The Vulnerable Target To have something to attack and defend, the team built a deliberately vulnerable 32-bit Linux binary called "AAU Grader", a fake grade retrieval service. It contained two intentional weaknesses: a format string vulnerability (used to leak memory addresses and bypass stack canaries) and a stack-based buffer overflow (used to overwrite the return address and redirect execution). Two versions were compiled, one with an executable stack, and one without.

The Attacks Two distinct exploitation techniques were implemented using Python and the Pwntools library:

  • Shellcode injection: on the binary with an executable stack, custom assembly shellcode was injected directly onto the stack and executed to spawn a shell.
  • Return-Oriented Programming (ROP): on the binary with a non-executable stack (NX enabled), existing code fragments ("gadgets") were chained together to call system("/bin/sh") from libc, bypassing NX entirely. This required leaking a libc address at runtime to defeat ASLR and PIE.

Both exploits first used the format string bug to leak the stack canary and a binary base address, then overflowed the username buffer to overwrite the return address.
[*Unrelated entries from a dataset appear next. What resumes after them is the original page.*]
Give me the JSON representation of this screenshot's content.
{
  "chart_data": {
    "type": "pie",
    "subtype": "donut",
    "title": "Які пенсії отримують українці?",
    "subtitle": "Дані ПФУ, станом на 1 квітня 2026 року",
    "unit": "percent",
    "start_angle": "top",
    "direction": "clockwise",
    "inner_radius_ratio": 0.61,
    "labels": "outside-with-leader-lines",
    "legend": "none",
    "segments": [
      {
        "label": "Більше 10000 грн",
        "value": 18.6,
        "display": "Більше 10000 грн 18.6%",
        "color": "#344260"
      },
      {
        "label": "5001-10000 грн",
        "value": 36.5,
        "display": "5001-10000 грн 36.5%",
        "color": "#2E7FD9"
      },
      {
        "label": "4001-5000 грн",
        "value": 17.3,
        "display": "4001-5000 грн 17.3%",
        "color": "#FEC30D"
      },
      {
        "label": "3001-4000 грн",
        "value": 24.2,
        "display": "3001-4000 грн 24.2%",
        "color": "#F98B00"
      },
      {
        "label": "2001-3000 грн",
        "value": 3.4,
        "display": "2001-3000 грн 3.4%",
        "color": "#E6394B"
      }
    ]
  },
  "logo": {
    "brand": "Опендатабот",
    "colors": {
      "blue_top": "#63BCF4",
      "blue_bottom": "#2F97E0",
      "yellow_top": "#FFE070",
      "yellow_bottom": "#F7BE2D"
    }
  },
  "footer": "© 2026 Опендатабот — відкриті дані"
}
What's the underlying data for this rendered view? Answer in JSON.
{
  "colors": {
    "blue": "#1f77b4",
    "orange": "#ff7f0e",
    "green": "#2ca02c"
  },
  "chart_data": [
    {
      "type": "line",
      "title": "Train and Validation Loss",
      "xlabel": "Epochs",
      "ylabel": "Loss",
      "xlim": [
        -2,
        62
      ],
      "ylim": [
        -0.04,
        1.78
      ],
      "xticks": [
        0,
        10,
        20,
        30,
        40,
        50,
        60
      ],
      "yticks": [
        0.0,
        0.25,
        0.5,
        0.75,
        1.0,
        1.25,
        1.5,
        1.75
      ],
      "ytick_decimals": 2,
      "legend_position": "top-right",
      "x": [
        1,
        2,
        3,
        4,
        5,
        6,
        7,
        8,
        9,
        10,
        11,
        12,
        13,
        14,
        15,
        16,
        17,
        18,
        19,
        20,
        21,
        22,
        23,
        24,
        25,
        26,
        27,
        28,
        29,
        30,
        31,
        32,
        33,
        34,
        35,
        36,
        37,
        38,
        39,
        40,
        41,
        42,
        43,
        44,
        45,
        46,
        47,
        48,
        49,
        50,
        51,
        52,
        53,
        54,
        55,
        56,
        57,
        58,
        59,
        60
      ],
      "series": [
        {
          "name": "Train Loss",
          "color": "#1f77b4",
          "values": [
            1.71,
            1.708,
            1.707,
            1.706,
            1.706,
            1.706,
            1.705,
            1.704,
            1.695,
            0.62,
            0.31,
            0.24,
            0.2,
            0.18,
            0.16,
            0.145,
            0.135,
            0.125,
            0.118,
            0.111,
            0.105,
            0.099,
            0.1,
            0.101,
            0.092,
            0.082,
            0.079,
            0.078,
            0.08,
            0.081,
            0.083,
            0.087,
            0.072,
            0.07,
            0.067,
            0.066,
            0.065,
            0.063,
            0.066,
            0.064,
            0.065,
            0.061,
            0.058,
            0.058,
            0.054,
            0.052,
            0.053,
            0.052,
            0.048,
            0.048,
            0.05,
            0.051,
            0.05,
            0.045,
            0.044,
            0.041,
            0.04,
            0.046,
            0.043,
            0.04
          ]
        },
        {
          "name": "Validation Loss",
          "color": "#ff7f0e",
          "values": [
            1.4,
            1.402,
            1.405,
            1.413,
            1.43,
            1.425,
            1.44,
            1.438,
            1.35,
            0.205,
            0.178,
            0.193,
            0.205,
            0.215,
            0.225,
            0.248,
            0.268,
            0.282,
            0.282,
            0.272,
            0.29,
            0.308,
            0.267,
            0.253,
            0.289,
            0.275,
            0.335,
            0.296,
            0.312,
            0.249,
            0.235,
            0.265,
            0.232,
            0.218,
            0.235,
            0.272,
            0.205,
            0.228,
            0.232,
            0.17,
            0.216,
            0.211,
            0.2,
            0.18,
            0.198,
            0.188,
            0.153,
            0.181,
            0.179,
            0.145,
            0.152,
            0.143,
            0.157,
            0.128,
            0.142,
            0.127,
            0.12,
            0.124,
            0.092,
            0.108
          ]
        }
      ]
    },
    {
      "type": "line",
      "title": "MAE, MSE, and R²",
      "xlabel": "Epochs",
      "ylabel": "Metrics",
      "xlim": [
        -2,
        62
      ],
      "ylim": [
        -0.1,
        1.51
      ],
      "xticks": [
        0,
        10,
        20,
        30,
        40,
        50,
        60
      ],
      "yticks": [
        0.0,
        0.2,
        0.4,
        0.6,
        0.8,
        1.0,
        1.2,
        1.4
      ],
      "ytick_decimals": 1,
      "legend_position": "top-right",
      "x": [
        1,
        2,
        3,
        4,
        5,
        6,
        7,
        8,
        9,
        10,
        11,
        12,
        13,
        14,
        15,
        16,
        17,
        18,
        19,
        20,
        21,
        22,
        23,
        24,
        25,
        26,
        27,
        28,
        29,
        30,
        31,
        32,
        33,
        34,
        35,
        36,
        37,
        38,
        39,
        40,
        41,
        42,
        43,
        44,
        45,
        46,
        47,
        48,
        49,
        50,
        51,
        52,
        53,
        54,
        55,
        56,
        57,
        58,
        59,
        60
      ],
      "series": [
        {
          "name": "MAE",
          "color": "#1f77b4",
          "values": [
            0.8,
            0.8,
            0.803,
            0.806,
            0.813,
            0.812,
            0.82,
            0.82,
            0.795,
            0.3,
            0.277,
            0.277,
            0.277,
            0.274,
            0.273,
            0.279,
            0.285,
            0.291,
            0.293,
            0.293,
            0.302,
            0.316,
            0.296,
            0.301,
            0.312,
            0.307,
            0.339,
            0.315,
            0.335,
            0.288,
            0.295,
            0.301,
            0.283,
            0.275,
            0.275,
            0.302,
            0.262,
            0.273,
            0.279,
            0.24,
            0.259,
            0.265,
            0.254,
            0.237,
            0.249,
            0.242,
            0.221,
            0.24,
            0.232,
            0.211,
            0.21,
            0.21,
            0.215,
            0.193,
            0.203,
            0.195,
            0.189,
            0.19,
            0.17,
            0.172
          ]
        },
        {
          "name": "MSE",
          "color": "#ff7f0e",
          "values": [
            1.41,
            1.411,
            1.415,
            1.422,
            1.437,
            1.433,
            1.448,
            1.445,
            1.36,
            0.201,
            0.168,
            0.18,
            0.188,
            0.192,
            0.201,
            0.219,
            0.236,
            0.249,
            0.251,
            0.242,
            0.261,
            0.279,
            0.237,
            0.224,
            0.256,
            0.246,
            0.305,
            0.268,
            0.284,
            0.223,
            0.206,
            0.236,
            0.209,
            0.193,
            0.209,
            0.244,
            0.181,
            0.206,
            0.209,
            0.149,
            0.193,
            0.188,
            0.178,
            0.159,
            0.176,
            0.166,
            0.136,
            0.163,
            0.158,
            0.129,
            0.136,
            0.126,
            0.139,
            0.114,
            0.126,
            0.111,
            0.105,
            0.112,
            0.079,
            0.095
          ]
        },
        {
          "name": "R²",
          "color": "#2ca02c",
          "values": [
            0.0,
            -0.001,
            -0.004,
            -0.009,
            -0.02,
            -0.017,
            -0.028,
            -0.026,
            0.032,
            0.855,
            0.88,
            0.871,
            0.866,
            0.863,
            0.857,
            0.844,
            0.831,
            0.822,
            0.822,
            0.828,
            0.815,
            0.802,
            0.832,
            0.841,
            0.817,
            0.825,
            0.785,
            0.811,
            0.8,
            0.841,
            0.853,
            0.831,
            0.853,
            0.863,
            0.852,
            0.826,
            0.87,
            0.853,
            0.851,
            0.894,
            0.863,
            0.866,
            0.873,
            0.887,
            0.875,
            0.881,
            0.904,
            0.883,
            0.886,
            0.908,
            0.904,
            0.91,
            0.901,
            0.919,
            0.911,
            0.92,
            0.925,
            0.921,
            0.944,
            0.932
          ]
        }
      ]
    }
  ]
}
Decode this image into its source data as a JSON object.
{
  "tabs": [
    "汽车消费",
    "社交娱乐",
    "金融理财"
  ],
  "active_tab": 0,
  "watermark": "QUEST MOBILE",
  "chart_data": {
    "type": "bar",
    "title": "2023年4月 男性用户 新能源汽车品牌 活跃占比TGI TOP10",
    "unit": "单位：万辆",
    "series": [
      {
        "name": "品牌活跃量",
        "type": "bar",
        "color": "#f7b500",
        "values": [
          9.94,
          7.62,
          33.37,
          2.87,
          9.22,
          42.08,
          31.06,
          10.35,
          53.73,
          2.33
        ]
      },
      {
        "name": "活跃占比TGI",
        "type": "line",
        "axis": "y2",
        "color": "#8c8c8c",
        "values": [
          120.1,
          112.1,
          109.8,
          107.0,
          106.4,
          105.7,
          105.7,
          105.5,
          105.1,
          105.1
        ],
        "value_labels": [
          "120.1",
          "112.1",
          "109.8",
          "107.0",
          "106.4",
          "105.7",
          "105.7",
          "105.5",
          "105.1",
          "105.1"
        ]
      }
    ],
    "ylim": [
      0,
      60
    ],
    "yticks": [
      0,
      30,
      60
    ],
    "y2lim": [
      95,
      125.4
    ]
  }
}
Detection Framework 1: System Call Anomaly Detection The first detection approach used strace to record every system call made during a program run. These logs were parsed into structured JSON summaries and sent to a web-based IDS dashboard. A scoring model compared each session's system call profile against a verified baseline, flagging unfamiliar syscalls, new file accesses, and unusual PID counts with weighted penalties. All four attack scenarios (from quietly exiting the shell, to modifying files, to running a full privilege escalation script) produced scores far above the normal threshold of ~35, with the noisiest attack (running LinPEAS) reaching scores in the millions.

Detection Framework 2: Hash Chain CFG Validation The second approach was more deterministic. Hooks were added to each function in the binary, printing the function name to stderr as it was called. After each execution, the sequence of function calls was hashed using SHA-256 chaining, each hash incorporating the previous one, producing a unique fingerprint for that execution path. This fingerprint was then compared against a precomputed list of trusted hashes. Any deviation, such as the ROP exploit looping back through main and getUsername, produced an untrusted hash and triggered an alert. Every attack scenario across both exploits was successfully detected with a clear true/false output.

Overall system overview:

Tools & Technologies

The project used Python and Pwntools for exploit development, GDB with pwndbg for debugging and offset discovery, strace for system call tracing, Docker Compose for isolated and reproducible test environments, ANGR for generating trusted control flow graphs, and Frida was briefly explored as a runtime instrumentation tool before being set aside due to scope and technical challenges.

Results & Takeaways

The project concluded that both detection methods could successfully identify runtime attacks. The anomaly-based approach was flexible and required no modification to the monitored program, but produced probabilistic scores rather than definitive answers. The hash chain approach was rigid by design, any deviation from a known-good execution path was immediately flagged, but required manual enumeration of all valid execution paths upfront, which becomes increasingly difficult with larger, more complex programs.

The main insight was that neither approach alone is complete. Combining a statistical anomaly detector (for broad coverage) with a deterministic control flow validator (for high-confidence alerts) offers a more robust defense than either system individually.

Future directions include integrating machine learning to improve anomaly scoring, adding loop compression to make hash-chain validation scale to larger binaries, and pairing the system with honeypots for more confident threat attribution.